Después, dio media vuelta, dispuesto a salir al exterior, a recorrer las calles de Florencia en un remedo del César vencedor. Antes de hacerlo, aún dedicó unas palabras al poeta. Los dos sabían que serían las últimas que se cruzaran. Aun así, ninguno quiso dar señales de despedida.
—Sería muy aconsejable —dijo con tono neutro— que todavía no salierais al exterior ni os dejarais ver por la ciudad.
M
ás que un consejo, el conde había establecido una prohibición, como pudo comprobar algo más tarde. Battifolle había sellado el palacio casi por completo. Aunque el movimiento en el interior era de aparente libertad, las entradas y salidas estaban férreamente controladas y los permisos concedidos eran muy estrictos. Él no estaba incluido dentro de ese grupo, como pudo comprobar en la práctica, acercándose con apariencia casual a la puerta de acceso de la vía del Proconsolo. Lo había hecho para probarse hasta qué punto el conde estaba o no interesado en que permaneciera en el palacio, pues sólo conociendo los deseos de su anfitrión podía aproximarse y, tal vez, anticiparse a sus intenciones.

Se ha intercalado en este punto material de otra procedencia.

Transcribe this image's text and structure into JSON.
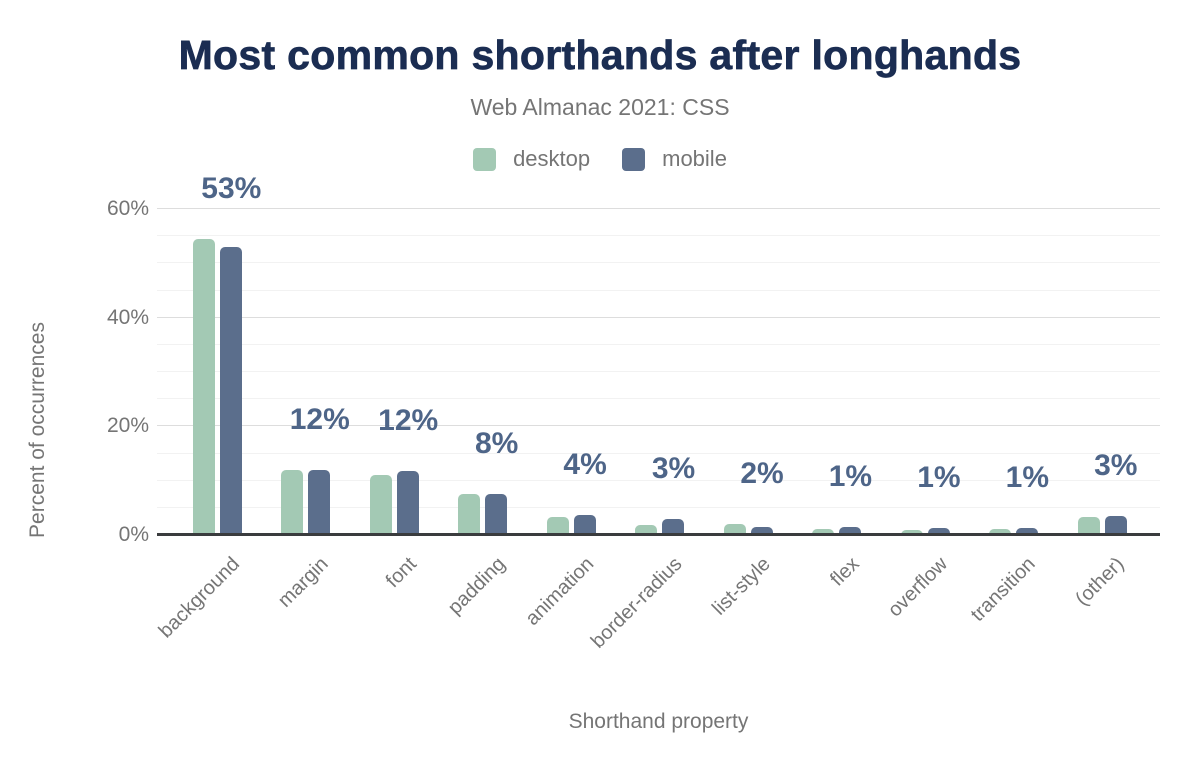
{
  "chart_data": {
    "type": "bar",
    "title": "Most common shorthands after longhands",
    "subtitle": "Web Almanac 2021: CSS",
    "xlabel": "Shorthand property",
    "ylabel": "Percent of occurrences",
    "categories": [
      "background",
      "margin",
      "font",
      "padding",
      "animation",
      "border-radius",
      "list-style",
      "flex",
      "overflow",
      "transition",
      "(other)"
    ],
    "series": [
      {
        "name": "desktop",
        "color": "#a3c9b4",
        "values": [
          54.5,
          11.9,
          11.1,
          7.5,
          3.4,
          1.8,
          2.0,
          1.1,
          0.9,
          1.1,
          3.3
        ]
      },
      {
        "name": "mobile",
        "color": "#5b6e8c",
        "values": [
          53.0,
          11.9,
          11.7,
          7.5,
          3.6,
          2.9,
          1.5,
          1.4,
          1.3,
          1.2,
          3.5
        ]
      }
    ],
    "value_labels": [
      "53%",
      "12%",
      "12%",
      "8%",
      "4%",
      "3%",
      "2%",
      "1%",
      "1%",
      "1%",
      "3%"
    ],
    "value_label_color": "#4e6588",
    "y_ticks": [
      "0%",
      "20%",
      "40%",
      "60%"
    ],
    "ylim": [
      0,
      60
    ],
    "grid": "horizontal, major every 20%, minor every 5%",
    "legend_position": "top",
    "axis_color": "#3a3c3e",
    "text_color": "#757575",
    "title_color": "#1b2d52"
  }
}
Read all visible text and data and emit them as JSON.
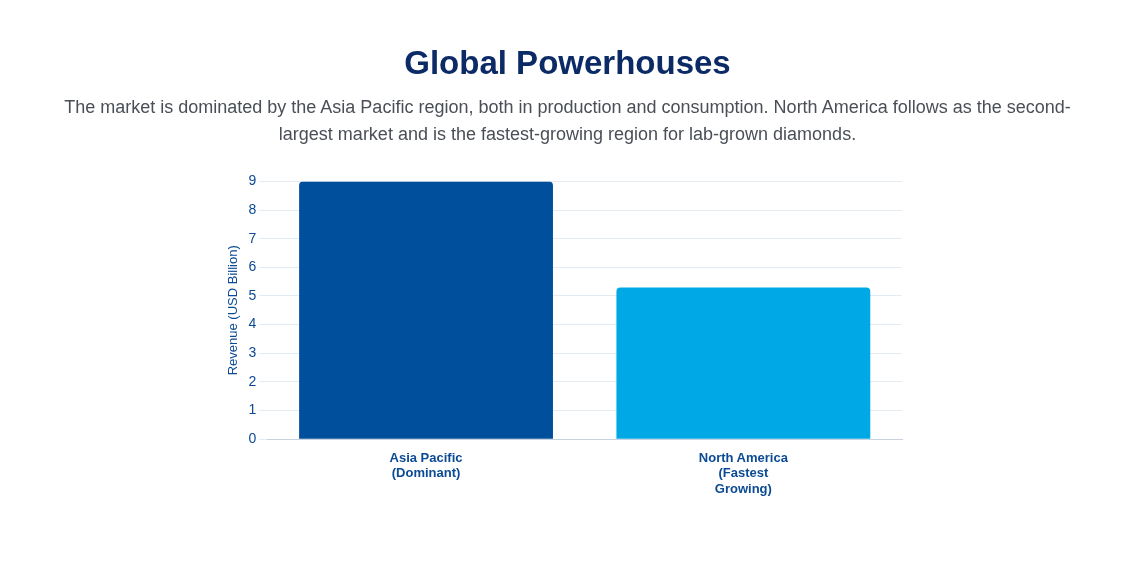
{
  "chart_data": {
    "type": "bar",
    "title": "Global Powerhouses",
    "subtitle": "The market is dominated by the Asia Pacific region, both in production and consumption. North America follows as the second-largest market and is the fastest-growing region for lab-grown diamonds.",
    "ylabel": "Revenue (USD Billion)",
    "categories": [
      "Asia Pacific (Dominant)",
      "North America (Fastest Growing)"
    ],
    "values": [
      9,
      5.3
    ],
    "colors": [
      "#004f9c",
      "#00a8e6"
    ],
    "ylim": [
      0,
      9
    ],
    "yticks": [
      0,
      1,
      2,
      3,
      4,
      5,
      6,
      7,
      8,
      9
    ],
    "grid": "y",
    "legend": false
  }
}
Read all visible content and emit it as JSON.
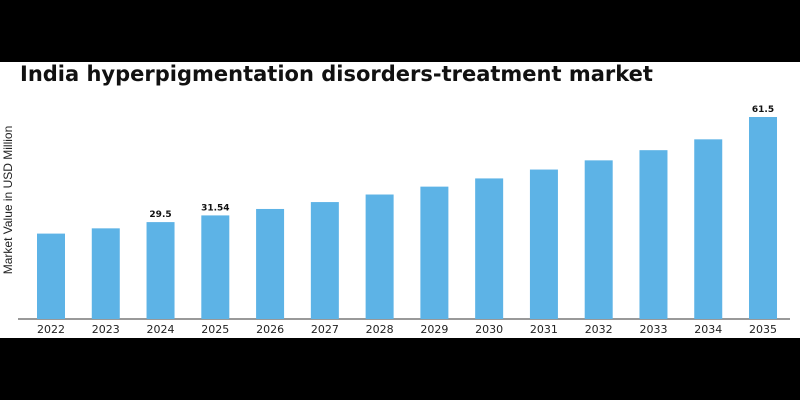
{
  "chart_data": {
    "type": "bar",
    "title": "India hyperpigmentation disorders-treatment market",
    "ylabel": "Market Value in USD Million",
    "xlabel": "",
    "categories": [
      "2022",
      "2023",
      "2024",
      "2025",
      "2026",
      "2027",
      "2028",
      "2029",
      "2030",
      "2031",
      "2032",
      "2033",
      "2034",
      "2035"
    ],
    "values": [
      26.0,
      27.6,
      29.5,
      31.54,
      33.5,
      35.6,
      37.9,
      40.3,
      42.8,
      45.5,
      48.3,
      51.4,
      54.7,
      61.5
    ],
    "data_labels": {
      "2024": "29.5",
      "2025": "31.54",
      "2035": "61.5"
    },
    "ylim": [
      0,
      61.5
    ],
    "bar_color": "#5db3e6",
    "grid": false,
    "legend": "none"
  }
}
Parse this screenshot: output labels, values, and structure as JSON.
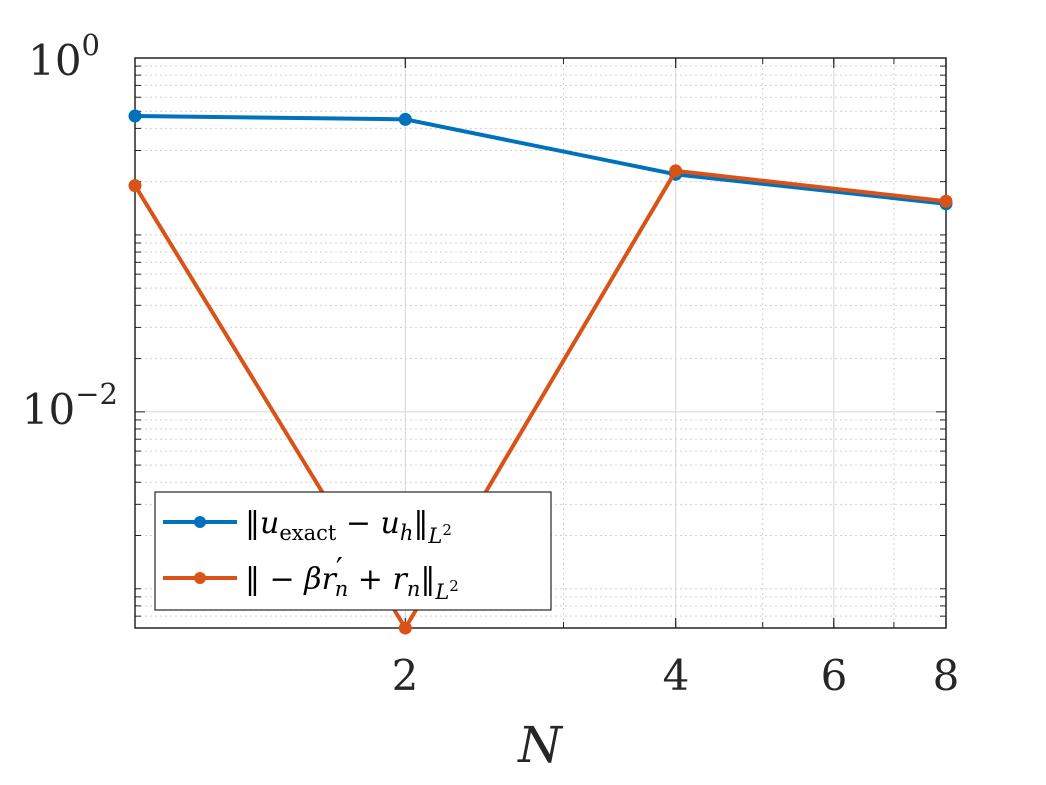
{
  "chart_data": {
    "type": "line",
    "xscale": "log",
    "yscale": "log",
    "xlabel": "N",
    "ylabel": "",
    "title": "",
    "xlim": [
      1,
      8
    ],
    "ylim": [
      0.0006,
      1
    ],
    "xticks": [
      {
        "value": 2,
        "label": "2"
      },
      {
        "value": 4,
        "label": "4"
      },
      {
        "value": 6,
        "label": "6"
      },
      {
        "value": 8,
        "label": "8"
      }
    ],
    "yticks": [
      {
        "value": 1,
        "base": "10",
        "exp": "0"
      },
      {
        "value": 0.01,
        "base": "10",
        "exp": "−2"
      }
    ],
    "grid": true,
    "minor_grid": true,
    "legend_position": "bottom-left",
    "series": [
      {
        "id": "s1",
        "name": "‖u_exact − u_h‖_L2",
        "color": "#0072BD",
        "x": [
          1,
          2,
          4,
          8
        ],
        "y": [
          0.47,
          0.45,
          0.22,
          0.15
        ]
      },
      {
        "id": "s2",
        "name": "‖ − βr′_n + r_n‖_L2",
        "color": "#D95319",
        "x": [
          1,
          2,
          4,
          8
        ],
        "y": [
          0.19,
          0.0006,
          0.23,
          0.155
        ]
      }
    ],
    "legend": {
      "entry1": {
        "norm": "‖",
        "u": "u",
        "sub_exact": "exact",
        "minus": " − ",
        "u2": "u",
        "sub_h": "h",
        "norm_end": "‖",
        "L": "L",
        "two": "2"
      },
      "entry2": {
        "norm": "‖",
        "minus": " − ",
        "beta": "β",
        "r": "r",
        "prime": "′",
        "sub_n": "n",
        "plus": " + ",
        "r2": "r",
        "sub_n2": "n",
        "norm_end": "‖",
        "L": "L",
        "two": "2"
      }
    }
  }
}
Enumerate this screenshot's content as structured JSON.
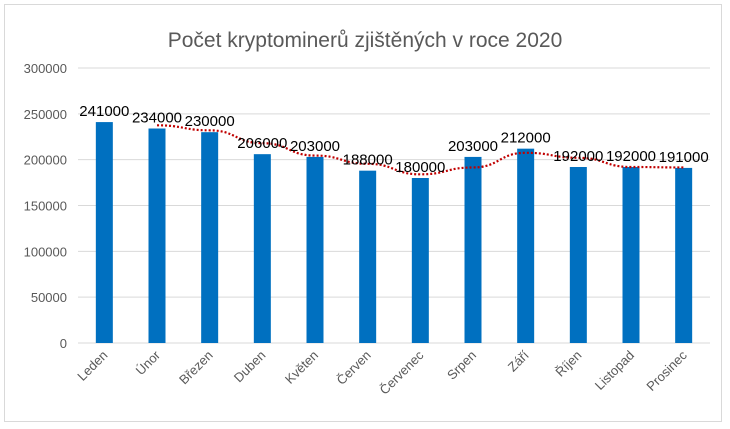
{
  "chart_data": {
    "type": "bar",
    "title": "Počet kryptominerů zjištěných v roce 2020",
    "xlabel": "",
    "ylabel": "",
    "categories": [
      "Leden",
      "Únor",
      "Březen",
      "Duben",
      "Květen",
      "Červen",
      "Červenec",
      "Srpen",
      "Září",
      "Říjen",
      "Listopad",
      "Prosinec"
    ],
    "values": [
      241000,
      234000,
      230000,
      206000,
      203000,
      188000,
      180000,
      203000,
      212000,
      192000,
      192000,
      191000
    ],
    "data_labels": [
      "241000",
      "234000",
      "230000",
      "206000",
      "203000",
      "188000",
      "180000",
      "203000",
      "212000",
      "192000",
      "192000",
      "191000"
    ],
    "yticks": [
      "0",
      "50000",
      "100000",
      "150000",
      "200000",
      "250000",
      "300000"
    ],
    "ylim": [
      0,
      300000
    ],
    "grid": true,
    "legend": "none",
    "trendline": {
      "type": "moving average",
      "period": 2,
      "style": "dotted",
      "color": "#c00000"
    },
    "colors": {
      "bar": "#0070c0",
      "trendline": "#c00000",
      "grid": "#d9d9d9",
      "text": "#595959"
    }
  }
}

El poeta razonaba con ansiedad febril y le parecía evidente que mantenerle allí dentro era la estrategia adoptada por Battifolle. No alcanzaba tampoco a distinguir con claridad qué ventajas le reportaba tal opción. Su figura y su presencia, deambulando a menudo por los rincones de palacio, aun bajo la cobertura de su falsa personalidad, se había hecho de sobra conocida para todos. Le costaba predecir de qué manera el conde podía escenificar la captura de un personaje que se movía tan libremente por palacio, o justificar un alojamiento prolongado de alguien a quien se pretendiera presentar como un terrible conspirador, como el instigador cruel y sanguinario de esos terribles sucesos que habían conmovido a Florencia. A menos que el disfraz que presuntamente amparaba su seguridad sirviera simultáneamente como prueba fehaciente de su mala fe y su afán de introducirse subrepticiamente en la sede del vicario, con engaños y malas artes. Dante sacudió la cabeza. Deseaba purgar esa frenética espiral de pensamientos que embarullaban sus ideas. Acumular despropósitos e hipótesis, en un desesperado bullir de conjeturas, resultaba fácil, pero no aportaba soluciones. Si contaba con alguna posibilidad de huida, sólo podía aprovecharla manteniendo la mente clara y afrontando rápidas decisiones. Así, si bien para él resultaba más lógico considerar que Battifolle le prefería vagando por las calles revueltas de la ciudad, de poco le servía contradecir sus pretensiones o dejarse confundir por esa estancia forzada entre los muros de su cubil. La mosca atrapada en la telaraña no puede sentirse segura por mucho que la araña no haya mostrado fulminantes deseos de comérsela.